7 Ways To Practice Mental Self Care

When it comes to improving your mental health, there are plenty of options that you can follow in order to feel a lot better. One might work better than the other, or some might work equally as well for you. Keep in mind that one solution that works for someone else might not work for you, so don’t be afraid to try multiple options and see what helps your current situation the best.

The first way to improve your mental self-care is by meditation. People often mistake meditation for something spiritual or religious, but it doesn’t always have to be. Sometimes, mediation is just a way for you to take your mind off of things, like letting the steam get released from a pressure cooker of stress.

The core of mediation practice is focus or direction of your attention. Here we are focusing on a type of meditation that gives your mind a rest. You will see various figures, but neuroscientist estimate we have 30,000 to 70,000 thoughts per day. Break this down, you may have upwards of 48 thoughts per minute. This is a lot of mental activity, of which much is automatic. It’s not only automatic, but much of the thought patterns are the same ones from yesterday and the day before. Meditation will help you interrupt thought patterns and help you relax and gain clarity

In simplest terms, transcendental meditation essentially involves sitting comfortably in silence, not thinking of anything at all, and just letting your body sit still. You can close your eyes in order to prevent yourself from being distracted. It’s important that you don’t think of anything and simply let your body relax. Mediation is a great way to reset after a stressful event.

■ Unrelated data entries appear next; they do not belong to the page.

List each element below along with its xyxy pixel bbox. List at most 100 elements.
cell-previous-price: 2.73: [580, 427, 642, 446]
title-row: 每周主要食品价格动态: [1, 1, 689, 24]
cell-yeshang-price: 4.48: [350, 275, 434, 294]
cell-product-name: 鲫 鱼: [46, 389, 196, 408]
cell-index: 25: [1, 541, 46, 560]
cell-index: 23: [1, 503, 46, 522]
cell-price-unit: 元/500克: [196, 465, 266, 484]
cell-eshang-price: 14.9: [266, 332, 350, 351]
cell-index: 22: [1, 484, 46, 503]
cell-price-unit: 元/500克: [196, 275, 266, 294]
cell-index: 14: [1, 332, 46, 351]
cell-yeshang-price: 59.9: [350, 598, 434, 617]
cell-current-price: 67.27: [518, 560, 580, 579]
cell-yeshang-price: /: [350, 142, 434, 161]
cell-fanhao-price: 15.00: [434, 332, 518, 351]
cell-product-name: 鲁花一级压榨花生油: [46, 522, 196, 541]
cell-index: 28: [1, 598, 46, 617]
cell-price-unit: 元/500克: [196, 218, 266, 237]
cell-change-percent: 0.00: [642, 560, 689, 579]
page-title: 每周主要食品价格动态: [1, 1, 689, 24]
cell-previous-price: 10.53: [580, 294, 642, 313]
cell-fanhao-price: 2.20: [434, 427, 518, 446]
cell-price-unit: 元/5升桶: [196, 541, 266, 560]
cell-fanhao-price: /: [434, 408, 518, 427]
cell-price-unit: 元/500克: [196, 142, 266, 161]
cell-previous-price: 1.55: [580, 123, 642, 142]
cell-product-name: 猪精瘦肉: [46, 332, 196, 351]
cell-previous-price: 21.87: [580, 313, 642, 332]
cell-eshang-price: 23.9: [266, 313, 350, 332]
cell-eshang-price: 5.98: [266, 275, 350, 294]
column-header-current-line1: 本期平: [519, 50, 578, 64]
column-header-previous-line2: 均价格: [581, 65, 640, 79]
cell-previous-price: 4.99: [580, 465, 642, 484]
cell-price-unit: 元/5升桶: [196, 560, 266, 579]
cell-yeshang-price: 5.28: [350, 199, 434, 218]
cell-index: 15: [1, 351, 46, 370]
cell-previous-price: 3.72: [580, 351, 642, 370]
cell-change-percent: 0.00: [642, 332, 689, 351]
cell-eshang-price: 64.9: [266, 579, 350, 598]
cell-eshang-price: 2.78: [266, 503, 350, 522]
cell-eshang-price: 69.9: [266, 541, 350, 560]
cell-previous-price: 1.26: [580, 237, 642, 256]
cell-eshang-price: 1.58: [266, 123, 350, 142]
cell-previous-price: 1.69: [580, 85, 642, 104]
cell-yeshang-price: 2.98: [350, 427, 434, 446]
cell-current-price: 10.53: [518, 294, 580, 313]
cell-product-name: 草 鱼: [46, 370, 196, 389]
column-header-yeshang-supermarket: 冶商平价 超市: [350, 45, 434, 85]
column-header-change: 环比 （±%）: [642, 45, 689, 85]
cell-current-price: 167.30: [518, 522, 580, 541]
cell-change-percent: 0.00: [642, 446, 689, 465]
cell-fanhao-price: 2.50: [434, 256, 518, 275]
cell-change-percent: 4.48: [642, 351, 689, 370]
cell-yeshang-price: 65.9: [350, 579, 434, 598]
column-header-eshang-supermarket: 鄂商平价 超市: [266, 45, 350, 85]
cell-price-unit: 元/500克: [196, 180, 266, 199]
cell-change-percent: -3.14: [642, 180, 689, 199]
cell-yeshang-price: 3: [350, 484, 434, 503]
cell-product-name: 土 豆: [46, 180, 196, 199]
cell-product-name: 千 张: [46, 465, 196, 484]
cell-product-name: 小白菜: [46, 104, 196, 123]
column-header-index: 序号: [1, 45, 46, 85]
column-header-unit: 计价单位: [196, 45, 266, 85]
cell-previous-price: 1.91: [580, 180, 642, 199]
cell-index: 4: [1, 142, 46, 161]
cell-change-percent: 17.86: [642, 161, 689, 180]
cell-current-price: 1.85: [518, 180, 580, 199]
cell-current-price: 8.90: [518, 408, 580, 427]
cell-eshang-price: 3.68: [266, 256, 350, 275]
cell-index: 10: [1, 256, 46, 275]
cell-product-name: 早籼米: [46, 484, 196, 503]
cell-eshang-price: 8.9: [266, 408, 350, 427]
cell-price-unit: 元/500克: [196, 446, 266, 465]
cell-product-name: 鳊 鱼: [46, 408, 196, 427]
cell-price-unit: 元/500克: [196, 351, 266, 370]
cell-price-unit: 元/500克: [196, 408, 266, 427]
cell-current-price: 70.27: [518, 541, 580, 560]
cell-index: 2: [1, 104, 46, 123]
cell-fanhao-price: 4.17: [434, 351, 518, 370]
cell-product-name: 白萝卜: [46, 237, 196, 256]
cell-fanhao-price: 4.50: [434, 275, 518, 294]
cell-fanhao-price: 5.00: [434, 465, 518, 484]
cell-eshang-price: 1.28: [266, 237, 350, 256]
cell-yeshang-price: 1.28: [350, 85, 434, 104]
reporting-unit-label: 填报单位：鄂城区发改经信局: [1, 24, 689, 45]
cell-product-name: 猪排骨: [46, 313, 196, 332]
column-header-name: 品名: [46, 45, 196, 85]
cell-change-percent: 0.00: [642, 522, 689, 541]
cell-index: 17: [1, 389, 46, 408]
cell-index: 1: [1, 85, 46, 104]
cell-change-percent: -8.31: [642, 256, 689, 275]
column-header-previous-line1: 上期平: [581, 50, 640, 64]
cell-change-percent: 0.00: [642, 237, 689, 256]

Practice deep breathing. Deep breathing is second great tactic to help you relax, and it can often go hand in hand with mediation, though you can do it at any time.

Deep breathing is exactly what it sounds like. You take long, deep breaths in order to help clear your mind and help yourself feel better. Taking deep breaths lowers your heart rate, which can reduce anxious feelings you might be having. Deep breathing can be done anywhere at any time, making it an ideal means of self-care if you’re out and about in a public setting.

Set personal boundaries. Personal boundaries is a third tactic to consider in your overall health strategy. Setting boundaries is an important part of caring for your mental health, too. We often let ourselves get pushed around and trampled on by others, especially when we don’t put up proper boundaries. This causes a lot of stress and fear. Only allow others to influence your decisions so much before you simply say no. Don’t let others control your life. Put up boundaries that they can’t cross that allow you to be you.

Give and receive affirmation is a fourth tactic. Receiving affirmations, whether from others or from yourself, can go a long way when it comes to mental health.

Affirmations are essentially just words of praise or encouragement, reminding you that you’re doing fine – that everything will be okay – and that you don’t need to worry about whether or not you’re doing enough. Such a simple reminder can help you calm down and relax immensely.

Learn to use your imagination is a fifth tactic. Visualization can have some incredible effects on you. By actually imagining or visualizing what you need to do or what you want to do, you can get a clearer image of what needs to be done in your mind.

The practice of journaling is sixth tactic to aid your mental health. It’s a way to identify emotional clutter associated with your own thoughts. It’s a good way to preview or review your mental state. You can use all these methods alone or in combination.

While a mental checklist works for some, a physical reminder can help so much more. Feel free to doodle your visualization on paper if it helps, or just close your eyes and see the end result so that you can gain the clarity and relief you need to focus without anxiety.

Last, but not least, gain new ways of thinking and perceiving yourself, others and your environment. Try simply listening to an audiobook on a topic that helps you understand a topic of interest. You can work your way though the book 15-30 minutes per day. You can find many solid books on human psychology, mental health, habit building, or even meditation. By listening to specific books, you can learn and reinforce ways to strengthen your mental health.

Remember, you can add these tactics little by little to your life. Be flexible, and make the amount of time you dedicate work for you. Maybe tag team with someone or a group so you can share experiences and insights.